I started penning this with a renewed sense of perspective. I’m always surprised by the fact that it often takes moments of adversity or pain to shock my system into recognizing what’s truly important. That shouldn’t be necessary. I should see the forest through the trees. But alas, that’s easier said than done at times. Perhaps that’s why I’m so eager to get going in the Cross Continent program. While of course I’m ready to tackle the abundance of coursework meant to elevate our thinking and challenge our ideals, I must admit that I’m most looking forward to the bonds we’re going to forge. To the new ventures we’re going to conjure up. To the forum of thoughtful and innovative excellence to which I can only hope to contribute.
In my former life, I wouldn’t have dreamed of opening up to a couple hundred people I barely knew with thoughts like this. For some reason, however, you don’t seem like strangers at all. I know the CCMBA for me is about growth. No time like the present to start.
I’m reminded of a quote by President Jimmy Carter:
It’s not necessary to fear the prospect of failure but to be determined not to fail.
I can’t wait to meet everyone in Shanghai. I can’t wait to get started on the next chapter. Thanks in advance for playing a part in the story we’re going to author together.
Sorry to hear about your recent frustrations, but at the same time you are now opening the door to new potential, and given what’s happened, you are entering that with a chance to have an open mind also, while also having some experience. In a way, this is a great position to be in. So, no need to dwell on what was. Enjoy the MBA, get as much out of it as you can, and stay optimistic.
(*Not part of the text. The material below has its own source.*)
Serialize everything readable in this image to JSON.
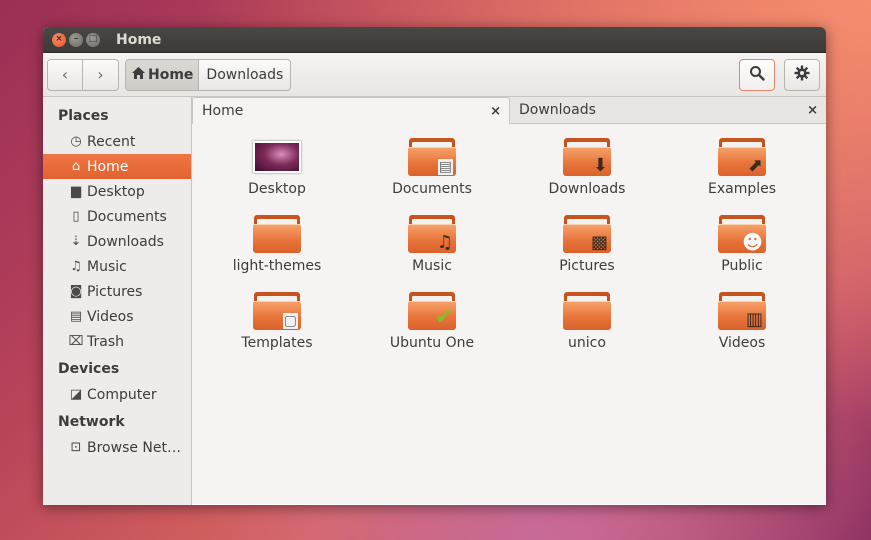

What the MBA has to offer will give you what many others have benefited from also. But there’s more than that, for those who want it, and are up for it. You don’t have to change the world in the next 2 years, but you will have a chance to change yourself (without losing who you are). I think you’ll like the new you at the end of this (warning: it’ll go quickly).
I look back on my Duke/Fuqua experiences with satisfaction, and realize that several years later, I am still personally benefiting – better ways to ‘think’, greater awareness of others’ perspectives, and a broader mindset (note, I purposely didn’t refer to the usually marketed MBA “benefits” money, knowledge, or network – with work, I think you can expect these from a Duke/Fuqua MBA, but they don’t to be the sole drivers of your aspirations).